In the titration method, base is added to the acetic acid solution until just enough base has been added to completely react with all of the acid. The point where just enough base has been added to neutralize the acid is called the equivalence point. According to reaction (1), one mole of base reacts with one mole of acid. Therefore, at the equivalence point we have the relation

moles of base added = moles of acid initially present

moles of base added = molarity of base x volume of base added

and, therefore:

moles of acid initially present = molarity of base x volume of base added (2)

Example: A student titrates a 25.00 mL sample of vinegar with 1.000 molar NaOH. The volume of base needed to reach the equivalence point is17.00 mL. What is the concentration of acetic acid in the vinegar in units of grams per 100 mL?


From equation (2):

moles of acid initially present=

1.000 mol/L x 17.00 mL x 1L/(1000mL)
= 0.0170 mol

This is the number of moles of acetic acid in 25.00 mL of vinegar.

The molecular formula of acetic acid is CH3CO2H. The molar mass is given by

molar mass = 2 x 12.0 + 4 x 1.01 + 2 x 16.0 = 60.0 g/mol

The grams of acetic acid in 25.00 mL of vinegar is:

60.0 g/mol x 0.0170 mol = 1.02 g

1 mL of vinegar contains 1.02 /25 grams per mL

The grams of acetic acid in 100 mL of vinegar is:

(1.02 / 25) g/mL x 100 mL =4.08 g

therefore, this sample of vinegar meets the federal requirement of a minimum of 4 g of acetic acid per 100 mL of vinegar.

How do we know when the equivalence point has been reached? That is, how do we know when to stop adding base? The answer is that we add an indicator. An indicator is a substance whose color depends on the acidity of a solution. In this experiment we will be using the indicator phenolphthalein. Phenolphthalein is colorless in acidic solutions and pink in colorless solutions. The phenolphthalein is added to the vinegar solution before starting the titration. At the equivalence point the indicator changes from colorless to pink.


Make sure that your buret is clean. If necessary wash it with soap solution using a buret brush. Rinse it several times with deionized water. Then rinse it twice with approximately 10 mL of the 1.0 M NaOH solution to be used in the titration. Drain the solution through the buret tip. Fill the buret with the 1.0 M NaOH solution; make sure there are no air bubbles in the tip of the buret or just above the stopcock. Run the base out of the buret until the level is at 0.00 or below. Record the the level of the base, estimating the reading to two decimal places. Putting a white piece of paper with a thick black line behind the buret will help you see the meniscus, the curved surface of the liquid in the buret. See Figure 1 for a sample buret reading.

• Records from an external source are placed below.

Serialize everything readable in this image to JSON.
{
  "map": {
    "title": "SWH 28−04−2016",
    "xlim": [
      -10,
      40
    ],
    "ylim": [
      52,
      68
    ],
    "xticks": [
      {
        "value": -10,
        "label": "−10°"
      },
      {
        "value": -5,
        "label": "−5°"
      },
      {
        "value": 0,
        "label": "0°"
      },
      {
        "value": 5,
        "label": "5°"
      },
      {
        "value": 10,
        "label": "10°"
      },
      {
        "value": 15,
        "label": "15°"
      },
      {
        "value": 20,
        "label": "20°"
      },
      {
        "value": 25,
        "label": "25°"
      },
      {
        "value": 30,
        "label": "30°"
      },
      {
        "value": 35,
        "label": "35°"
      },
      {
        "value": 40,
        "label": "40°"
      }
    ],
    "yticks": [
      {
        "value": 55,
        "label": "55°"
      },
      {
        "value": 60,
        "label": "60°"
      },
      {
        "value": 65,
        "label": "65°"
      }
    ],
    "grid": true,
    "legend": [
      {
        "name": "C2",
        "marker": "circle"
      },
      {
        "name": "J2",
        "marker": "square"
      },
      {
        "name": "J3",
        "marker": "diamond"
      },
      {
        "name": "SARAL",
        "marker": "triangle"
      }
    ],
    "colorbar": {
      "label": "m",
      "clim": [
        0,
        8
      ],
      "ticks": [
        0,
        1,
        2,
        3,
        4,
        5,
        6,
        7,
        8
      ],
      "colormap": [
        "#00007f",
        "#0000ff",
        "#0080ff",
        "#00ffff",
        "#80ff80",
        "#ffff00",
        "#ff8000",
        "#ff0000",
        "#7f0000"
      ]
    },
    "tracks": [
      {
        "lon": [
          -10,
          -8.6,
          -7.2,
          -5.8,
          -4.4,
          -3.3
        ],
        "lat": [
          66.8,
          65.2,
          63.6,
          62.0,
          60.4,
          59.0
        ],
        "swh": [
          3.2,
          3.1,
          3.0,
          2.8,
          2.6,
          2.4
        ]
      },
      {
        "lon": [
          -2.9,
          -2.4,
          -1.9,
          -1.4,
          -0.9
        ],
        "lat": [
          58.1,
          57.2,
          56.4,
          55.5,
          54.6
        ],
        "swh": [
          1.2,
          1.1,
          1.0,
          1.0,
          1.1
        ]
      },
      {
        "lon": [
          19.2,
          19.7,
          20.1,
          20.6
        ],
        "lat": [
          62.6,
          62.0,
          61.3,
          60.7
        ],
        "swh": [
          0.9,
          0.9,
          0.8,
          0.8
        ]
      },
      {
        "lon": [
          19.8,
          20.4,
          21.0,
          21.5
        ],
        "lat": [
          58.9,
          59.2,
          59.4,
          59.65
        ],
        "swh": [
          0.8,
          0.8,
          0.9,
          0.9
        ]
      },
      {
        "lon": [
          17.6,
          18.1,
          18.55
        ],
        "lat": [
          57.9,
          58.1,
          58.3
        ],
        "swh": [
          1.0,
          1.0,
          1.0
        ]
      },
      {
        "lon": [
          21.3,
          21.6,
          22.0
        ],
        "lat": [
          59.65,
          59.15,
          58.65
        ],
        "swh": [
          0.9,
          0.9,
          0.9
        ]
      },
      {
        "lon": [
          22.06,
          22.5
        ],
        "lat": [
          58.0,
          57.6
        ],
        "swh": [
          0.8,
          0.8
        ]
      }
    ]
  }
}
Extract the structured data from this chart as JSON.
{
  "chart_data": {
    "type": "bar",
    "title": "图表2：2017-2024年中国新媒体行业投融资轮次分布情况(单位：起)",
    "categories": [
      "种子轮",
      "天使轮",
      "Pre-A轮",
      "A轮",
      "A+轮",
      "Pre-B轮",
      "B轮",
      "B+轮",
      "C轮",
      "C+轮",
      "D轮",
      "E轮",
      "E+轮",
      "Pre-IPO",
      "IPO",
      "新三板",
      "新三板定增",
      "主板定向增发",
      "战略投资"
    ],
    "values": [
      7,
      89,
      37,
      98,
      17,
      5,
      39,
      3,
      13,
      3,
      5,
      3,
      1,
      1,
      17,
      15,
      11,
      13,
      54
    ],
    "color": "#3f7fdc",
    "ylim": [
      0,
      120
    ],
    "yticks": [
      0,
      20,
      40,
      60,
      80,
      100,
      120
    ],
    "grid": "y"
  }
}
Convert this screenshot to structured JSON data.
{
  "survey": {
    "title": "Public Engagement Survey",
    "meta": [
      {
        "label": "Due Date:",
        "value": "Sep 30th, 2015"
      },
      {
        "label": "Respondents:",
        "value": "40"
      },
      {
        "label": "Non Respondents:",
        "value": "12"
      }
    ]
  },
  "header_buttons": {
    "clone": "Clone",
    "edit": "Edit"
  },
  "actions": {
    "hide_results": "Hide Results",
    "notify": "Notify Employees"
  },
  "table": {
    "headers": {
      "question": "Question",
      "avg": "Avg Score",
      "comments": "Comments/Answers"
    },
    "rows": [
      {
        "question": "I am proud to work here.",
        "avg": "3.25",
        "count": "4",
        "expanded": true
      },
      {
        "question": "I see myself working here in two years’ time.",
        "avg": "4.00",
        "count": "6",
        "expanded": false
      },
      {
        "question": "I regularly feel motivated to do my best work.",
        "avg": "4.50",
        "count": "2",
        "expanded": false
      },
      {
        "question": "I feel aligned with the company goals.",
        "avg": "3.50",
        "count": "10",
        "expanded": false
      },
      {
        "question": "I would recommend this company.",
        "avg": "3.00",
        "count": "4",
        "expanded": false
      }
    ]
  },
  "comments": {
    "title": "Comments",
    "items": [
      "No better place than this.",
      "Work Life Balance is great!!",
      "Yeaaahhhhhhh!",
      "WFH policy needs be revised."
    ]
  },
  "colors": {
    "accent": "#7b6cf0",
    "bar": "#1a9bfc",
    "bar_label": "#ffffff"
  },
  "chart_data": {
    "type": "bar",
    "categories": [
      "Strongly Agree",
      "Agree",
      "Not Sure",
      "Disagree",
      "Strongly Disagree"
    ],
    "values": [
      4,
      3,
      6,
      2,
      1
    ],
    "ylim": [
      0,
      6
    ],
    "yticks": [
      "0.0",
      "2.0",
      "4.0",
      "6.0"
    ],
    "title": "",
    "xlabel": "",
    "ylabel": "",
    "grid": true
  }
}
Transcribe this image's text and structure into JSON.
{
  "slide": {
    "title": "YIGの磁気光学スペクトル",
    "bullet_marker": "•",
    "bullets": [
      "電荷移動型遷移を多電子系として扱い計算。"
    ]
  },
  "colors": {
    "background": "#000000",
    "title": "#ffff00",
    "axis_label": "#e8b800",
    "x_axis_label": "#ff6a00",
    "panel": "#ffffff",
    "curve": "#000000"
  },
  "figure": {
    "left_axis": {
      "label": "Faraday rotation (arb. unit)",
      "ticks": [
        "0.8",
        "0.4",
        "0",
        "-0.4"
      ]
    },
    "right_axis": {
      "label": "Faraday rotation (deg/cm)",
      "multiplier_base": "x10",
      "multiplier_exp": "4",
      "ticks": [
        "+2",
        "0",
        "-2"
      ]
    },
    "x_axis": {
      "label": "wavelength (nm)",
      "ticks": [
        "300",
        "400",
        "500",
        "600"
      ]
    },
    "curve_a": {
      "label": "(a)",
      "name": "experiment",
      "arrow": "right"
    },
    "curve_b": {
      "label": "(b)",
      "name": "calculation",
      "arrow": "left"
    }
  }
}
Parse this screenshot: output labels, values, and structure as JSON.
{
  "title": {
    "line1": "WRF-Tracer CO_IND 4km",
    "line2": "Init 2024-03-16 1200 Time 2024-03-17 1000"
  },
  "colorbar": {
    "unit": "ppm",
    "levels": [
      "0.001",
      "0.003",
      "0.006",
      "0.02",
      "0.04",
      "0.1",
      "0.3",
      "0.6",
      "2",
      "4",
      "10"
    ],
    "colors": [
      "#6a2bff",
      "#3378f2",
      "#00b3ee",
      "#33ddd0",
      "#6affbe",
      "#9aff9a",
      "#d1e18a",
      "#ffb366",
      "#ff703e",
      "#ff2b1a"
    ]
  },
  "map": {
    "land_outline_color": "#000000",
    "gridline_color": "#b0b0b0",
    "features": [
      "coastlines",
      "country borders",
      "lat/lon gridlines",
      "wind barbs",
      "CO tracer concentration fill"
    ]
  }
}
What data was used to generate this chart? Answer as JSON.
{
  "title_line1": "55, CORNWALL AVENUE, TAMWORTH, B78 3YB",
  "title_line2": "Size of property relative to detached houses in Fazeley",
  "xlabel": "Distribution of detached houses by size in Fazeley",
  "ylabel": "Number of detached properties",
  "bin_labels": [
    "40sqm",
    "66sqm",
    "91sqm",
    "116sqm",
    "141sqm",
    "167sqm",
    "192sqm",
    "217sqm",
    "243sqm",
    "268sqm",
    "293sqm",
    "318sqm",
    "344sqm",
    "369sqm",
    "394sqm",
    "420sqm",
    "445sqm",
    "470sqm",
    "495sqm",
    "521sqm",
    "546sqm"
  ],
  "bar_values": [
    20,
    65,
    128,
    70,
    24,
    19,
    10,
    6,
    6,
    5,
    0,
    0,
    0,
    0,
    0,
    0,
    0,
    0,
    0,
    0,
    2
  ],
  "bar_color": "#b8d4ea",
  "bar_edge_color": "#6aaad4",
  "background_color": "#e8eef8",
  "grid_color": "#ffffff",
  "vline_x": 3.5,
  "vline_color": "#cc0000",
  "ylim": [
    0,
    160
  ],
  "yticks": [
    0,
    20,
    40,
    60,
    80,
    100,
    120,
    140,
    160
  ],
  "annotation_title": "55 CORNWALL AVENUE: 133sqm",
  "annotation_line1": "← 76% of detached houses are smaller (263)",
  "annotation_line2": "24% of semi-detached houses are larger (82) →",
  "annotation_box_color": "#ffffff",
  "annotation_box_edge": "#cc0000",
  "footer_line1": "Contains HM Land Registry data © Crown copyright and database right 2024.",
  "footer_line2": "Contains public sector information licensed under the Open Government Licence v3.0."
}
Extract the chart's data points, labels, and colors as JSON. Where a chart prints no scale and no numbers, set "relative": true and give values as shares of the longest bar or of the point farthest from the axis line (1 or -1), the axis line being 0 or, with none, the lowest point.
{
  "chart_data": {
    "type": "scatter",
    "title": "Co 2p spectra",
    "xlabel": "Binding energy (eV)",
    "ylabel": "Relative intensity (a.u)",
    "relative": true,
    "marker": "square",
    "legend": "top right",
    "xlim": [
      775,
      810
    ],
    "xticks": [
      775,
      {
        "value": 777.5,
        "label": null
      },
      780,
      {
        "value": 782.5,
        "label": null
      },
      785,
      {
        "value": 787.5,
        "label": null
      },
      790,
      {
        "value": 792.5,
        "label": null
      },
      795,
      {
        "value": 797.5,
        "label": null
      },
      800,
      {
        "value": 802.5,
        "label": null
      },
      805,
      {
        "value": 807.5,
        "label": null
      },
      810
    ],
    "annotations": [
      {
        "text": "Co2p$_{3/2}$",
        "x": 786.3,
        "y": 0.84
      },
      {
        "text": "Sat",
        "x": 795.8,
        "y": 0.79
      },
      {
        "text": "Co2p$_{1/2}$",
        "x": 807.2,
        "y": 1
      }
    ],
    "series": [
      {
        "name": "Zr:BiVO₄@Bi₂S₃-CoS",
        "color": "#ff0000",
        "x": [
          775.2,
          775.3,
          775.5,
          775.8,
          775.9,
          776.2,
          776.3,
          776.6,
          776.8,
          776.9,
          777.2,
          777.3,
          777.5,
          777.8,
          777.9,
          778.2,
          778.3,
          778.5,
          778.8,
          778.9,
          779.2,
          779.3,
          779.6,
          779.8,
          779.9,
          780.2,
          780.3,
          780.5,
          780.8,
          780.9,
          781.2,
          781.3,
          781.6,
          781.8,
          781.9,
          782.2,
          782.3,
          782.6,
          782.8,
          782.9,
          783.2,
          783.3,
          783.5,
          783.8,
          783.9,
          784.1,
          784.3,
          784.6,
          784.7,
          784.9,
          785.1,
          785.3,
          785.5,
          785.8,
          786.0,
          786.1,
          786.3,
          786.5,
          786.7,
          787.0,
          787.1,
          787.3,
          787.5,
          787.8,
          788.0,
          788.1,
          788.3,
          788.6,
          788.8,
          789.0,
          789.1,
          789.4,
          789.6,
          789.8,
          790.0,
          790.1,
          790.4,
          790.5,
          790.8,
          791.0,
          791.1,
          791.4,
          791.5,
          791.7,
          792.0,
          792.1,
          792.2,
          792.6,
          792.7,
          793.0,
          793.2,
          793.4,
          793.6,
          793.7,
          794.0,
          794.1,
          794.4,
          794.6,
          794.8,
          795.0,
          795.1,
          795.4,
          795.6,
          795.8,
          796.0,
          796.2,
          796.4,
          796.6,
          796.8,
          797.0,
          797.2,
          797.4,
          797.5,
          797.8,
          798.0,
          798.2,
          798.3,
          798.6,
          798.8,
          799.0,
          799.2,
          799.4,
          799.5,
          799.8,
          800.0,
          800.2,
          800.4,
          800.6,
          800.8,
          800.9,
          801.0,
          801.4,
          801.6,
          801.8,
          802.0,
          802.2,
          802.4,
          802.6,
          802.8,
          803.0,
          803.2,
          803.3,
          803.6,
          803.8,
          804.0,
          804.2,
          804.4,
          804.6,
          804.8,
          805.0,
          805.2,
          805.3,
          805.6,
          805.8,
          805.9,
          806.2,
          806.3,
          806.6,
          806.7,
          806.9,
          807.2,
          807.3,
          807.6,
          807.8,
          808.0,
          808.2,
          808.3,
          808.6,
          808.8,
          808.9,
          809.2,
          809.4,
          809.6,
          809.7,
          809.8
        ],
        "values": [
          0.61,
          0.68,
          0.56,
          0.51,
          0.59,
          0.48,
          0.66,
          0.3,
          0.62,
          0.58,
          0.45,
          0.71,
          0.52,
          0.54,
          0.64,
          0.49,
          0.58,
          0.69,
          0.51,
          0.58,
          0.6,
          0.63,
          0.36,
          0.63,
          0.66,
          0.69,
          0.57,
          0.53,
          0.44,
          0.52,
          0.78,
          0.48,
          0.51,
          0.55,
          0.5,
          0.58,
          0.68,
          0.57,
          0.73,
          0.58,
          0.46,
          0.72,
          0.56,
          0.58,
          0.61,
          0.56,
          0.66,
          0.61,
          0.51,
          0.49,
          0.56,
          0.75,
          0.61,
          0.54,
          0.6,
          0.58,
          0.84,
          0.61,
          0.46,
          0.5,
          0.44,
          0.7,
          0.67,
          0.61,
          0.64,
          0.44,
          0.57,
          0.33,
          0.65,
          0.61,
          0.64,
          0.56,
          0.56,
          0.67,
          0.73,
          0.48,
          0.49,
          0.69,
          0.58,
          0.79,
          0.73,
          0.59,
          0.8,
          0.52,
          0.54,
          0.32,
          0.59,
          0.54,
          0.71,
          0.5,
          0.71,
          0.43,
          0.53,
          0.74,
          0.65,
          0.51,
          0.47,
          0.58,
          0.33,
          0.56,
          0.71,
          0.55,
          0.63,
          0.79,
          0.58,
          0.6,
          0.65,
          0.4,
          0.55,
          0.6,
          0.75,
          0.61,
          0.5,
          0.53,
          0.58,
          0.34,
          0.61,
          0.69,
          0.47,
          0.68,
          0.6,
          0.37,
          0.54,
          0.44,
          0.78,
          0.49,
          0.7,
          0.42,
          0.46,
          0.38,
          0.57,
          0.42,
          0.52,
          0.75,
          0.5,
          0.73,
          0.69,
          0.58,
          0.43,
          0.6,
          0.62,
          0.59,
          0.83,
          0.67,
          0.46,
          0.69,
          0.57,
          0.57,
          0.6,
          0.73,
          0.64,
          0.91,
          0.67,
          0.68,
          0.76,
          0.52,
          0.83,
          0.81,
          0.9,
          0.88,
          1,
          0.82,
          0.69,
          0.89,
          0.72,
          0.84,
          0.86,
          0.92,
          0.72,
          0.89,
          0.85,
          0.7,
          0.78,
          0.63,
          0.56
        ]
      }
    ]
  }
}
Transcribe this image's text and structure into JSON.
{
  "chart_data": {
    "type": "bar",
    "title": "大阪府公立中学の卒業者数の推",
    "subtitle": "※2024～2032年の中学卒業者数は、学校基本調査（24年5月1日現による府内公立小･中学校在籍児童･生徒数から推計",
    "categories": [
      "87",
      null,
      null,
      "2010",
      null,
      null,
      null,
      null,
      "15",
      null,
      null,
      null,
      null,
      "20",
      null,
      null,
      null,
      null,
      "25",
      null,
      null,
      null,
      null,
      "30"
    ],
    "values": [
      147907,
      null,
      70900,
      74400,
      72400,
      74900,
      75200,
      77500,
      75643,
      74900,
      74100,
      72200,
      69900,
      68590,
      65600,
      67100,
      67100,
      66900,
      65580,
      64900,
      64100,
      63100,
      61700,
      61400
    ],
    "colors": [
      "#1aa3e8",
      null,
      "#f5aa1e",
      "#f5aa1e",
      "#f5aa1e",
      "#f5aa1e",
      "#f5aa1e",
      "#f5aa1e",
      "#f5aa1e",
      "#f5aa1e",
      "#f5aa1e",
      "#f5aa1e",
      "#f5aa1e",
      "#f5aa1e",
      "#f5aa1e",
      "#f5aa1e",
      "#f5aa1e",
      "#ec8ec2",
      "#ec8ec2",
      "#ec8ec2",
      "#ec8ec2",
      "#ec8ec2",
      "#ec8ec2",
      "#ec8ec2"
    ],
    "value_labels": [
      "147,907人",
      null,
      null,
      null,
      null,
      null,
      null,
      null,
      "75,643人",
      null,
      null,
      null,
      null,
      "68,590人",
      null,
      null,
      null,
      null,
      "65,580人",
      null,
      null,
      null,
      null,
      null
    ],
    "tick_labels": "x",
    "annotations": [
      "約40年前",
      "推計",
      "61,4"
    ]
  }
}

Pour about 100 mL of vinegar into a clean, dry beaker. Rinse a clean 25 mL pipet with several small samples of the vinegar solution. Use the pipet to transfer 25 mL of vinegar to a clean 250 ml erlenmeyer flask. Your instructor will demonstrate the use of the pipet. Add 3 drops of phenolphthalein to the vinegar sample.

Slowly run the base out of the buret into the vinegar solution, swirling the flask and contents. As you approach the equivalence point, the area in the vinegar where the drop of base falls will turn pink; then the pink color will disappear as the solution becomes mixed. From this point on, add the base dropwise with constant swirling. Occasionally wash down the sides of the flask with water from your wash bottle. The equivalence point is where 1 drop (or less) of base causes the solution to become very pale pink throughout. essential ingredients of a successful titration include care and patience, so don't try to hurry. Record the final buret reading, estimating it to the nearest 0.01 mL.

Repeat the titration two more times using a clean flask each time. After the first titration, the others should go more quickly since you now have some idea of how much base is required per 25 mL sample of vinegar. The base may be added quickly until you are within 2 or 3 mL of the equivalence point; then change to dropwise addition.

For each titration, calculate the grams of acetic acid per 100 mL of vinegar. Calculate the average value. Show all calculations.


1. Report the average grams of acetic acid per 100 mL of vinegar.

2. Does the vinegar meet the federal requirement of 4 g of acetic acid per 100 mL of vinegar?